Department of Ocean Sciences, University of California, Santa Cruz, CA, USA.
Southwest Fisheries Science Center, National Marine Fisheries Service, Santa Cruz, CA, USA.
Mol Ecol Resour. 2018 Mar;18(2):296-305. doi: 10.1111/1755-0998.12737. Epub 2017 Dec 15.
The accelerating rate at which DNA sequence data are now generated by high-throughput sequencing instruments provides both opportunities and challenges for population genetic and ecological investigations of animals and plants. We show here how the common practice of calling genotypes from a single SNP per sequenced region ignores substantial additional information in the phased short-read sequences that are provided by these sequencing instruments. We target sequenced regions with multiple SNPs in kelp rockfish (Sebastes atrovirens) to determine "microhaplotypes" and then call these microhaplotypes as alleles at each locus. We then demonstrate how these multi-allelic marker data from such loci dramatically increase power for relationship inference. The microhaplotype approach decreases false-positive rates by several orders of magnitude, relative to calling bi-allelic SNPs, for two challenging analytical procedures, full-sibling and single parent-offspring pair identification. We also show how the identification of half-sibling pairs requires so much data that physical linkage becomes a consideration, and that most published studies that attempt to do so are dramatically underpowered. The advent of phased short-read DNA sequence data, in conjunction with emerging analytical tools for their analysis, promises to improve efficiency by reducing the number of loci necessary for a particular level of statistical confidence, thereby lowering the cost of data collection and reducing the degree of physical linkage amongst markers used for relationship estimation. Such advances will facilitate collaborative research and management for migratory and other widespread species.

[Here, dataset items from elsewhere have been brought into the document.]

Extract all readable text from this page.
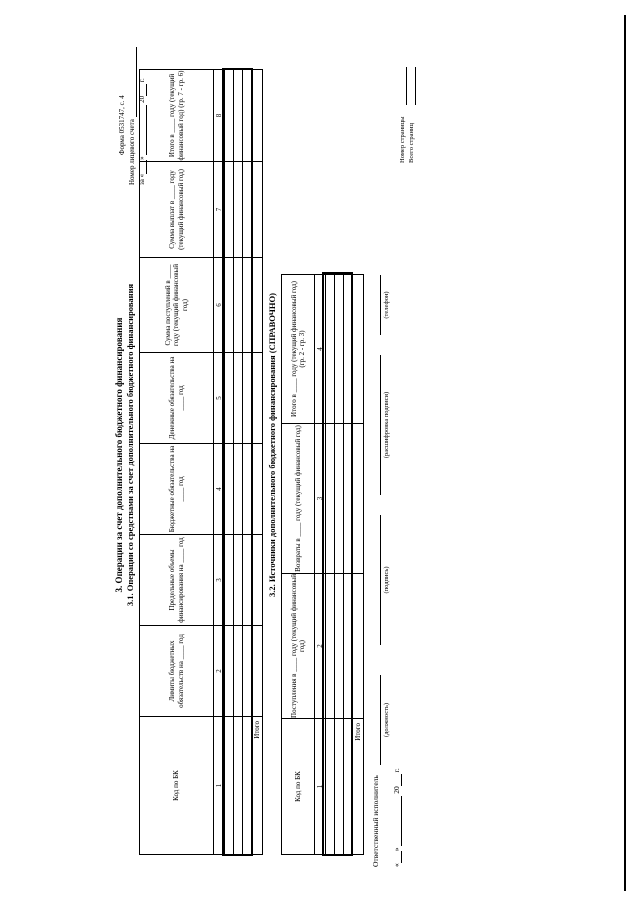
Форма 0531747, с. 4 Номер лицевого счета за «»  20 г.
3. Операции за счет дополнительного бюджетного финансирования 3.1. Операции со средствами за счет дополнительного бюджетного финансирования
Код по БК	Лимиты бюджетных обязательств на ____ год	Предельные объемы финансирования на ____ год	Бюджетные обязательства на ____ год	Денежные обязательства на ____ год	Сумма поступлений в ____ году (текущий финансовый год)	Сумма выплат в ____ году (текущий финансовый год)	Итого в ____ году (текущий финансовый год) (гр. 7 - гр. 6)
1	2	3	4	5	6	7	8

Итого							
3.2. Источники дополнительного бюджетного финансирования (СПРАВОЧНО)
Код по БК	Поступления в ____ году (текущий финансовый год)	Возвраты в ____ году (текущий финансовый год)	Итого в ____ году (текущий финансовый год) (гр. 2 - гр. 3)
1	2	3	4

Итого			
Ответственный исполнитель
(должность)
(подпись)
(расшифровка подписи)
(телефон)
«»  20 г.
Номер страницы Всего страниц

高通量测序仪器现在生成 DNA 序列数据的速度正在加快,这为动植物的群体遗传和生态研究提供了机遇和挑战。我们在这里展示了如何从每个测序区域的单个 SNP 调用基因型,而忽略了这些测序仪器提供的相分短读序列中的大量额外信息。我们以黑皮石斑鱼(Sebastes atrovirens)的多个 SNP 测序区域为目标,确定“微单倍型”,然后将这些微单倍型作为每个位点的等位基因进行调用。然后,我们展示了如何利用这些来自此类位点的多等位基因标记数据极大地提高关系推断的能力。与调用双等位基因 SNP 相比,微单倍型方法可将两种具有挑战性的分析程序(全同胞和单亲-后代对识别)的假阳性率降低几个数量级。我们还展示了如何识别半同胞对需要如此多的数据,以至于物理连锁成为一个考虑因素,并且大多数尝试这样做的已发表研究都严重缺乏动力。相分短读 DNA 序列数据的出现,结合用于分析它们的新兴分析工具,有望通过减少特定统计置信度所需的基因座数量来提高效率,从而降低数据收集成本,并降低用于关系估计的标记之间的物理连锁程度。这些进展将促进迁徙和其他广泛分布物种的合作研究和管理。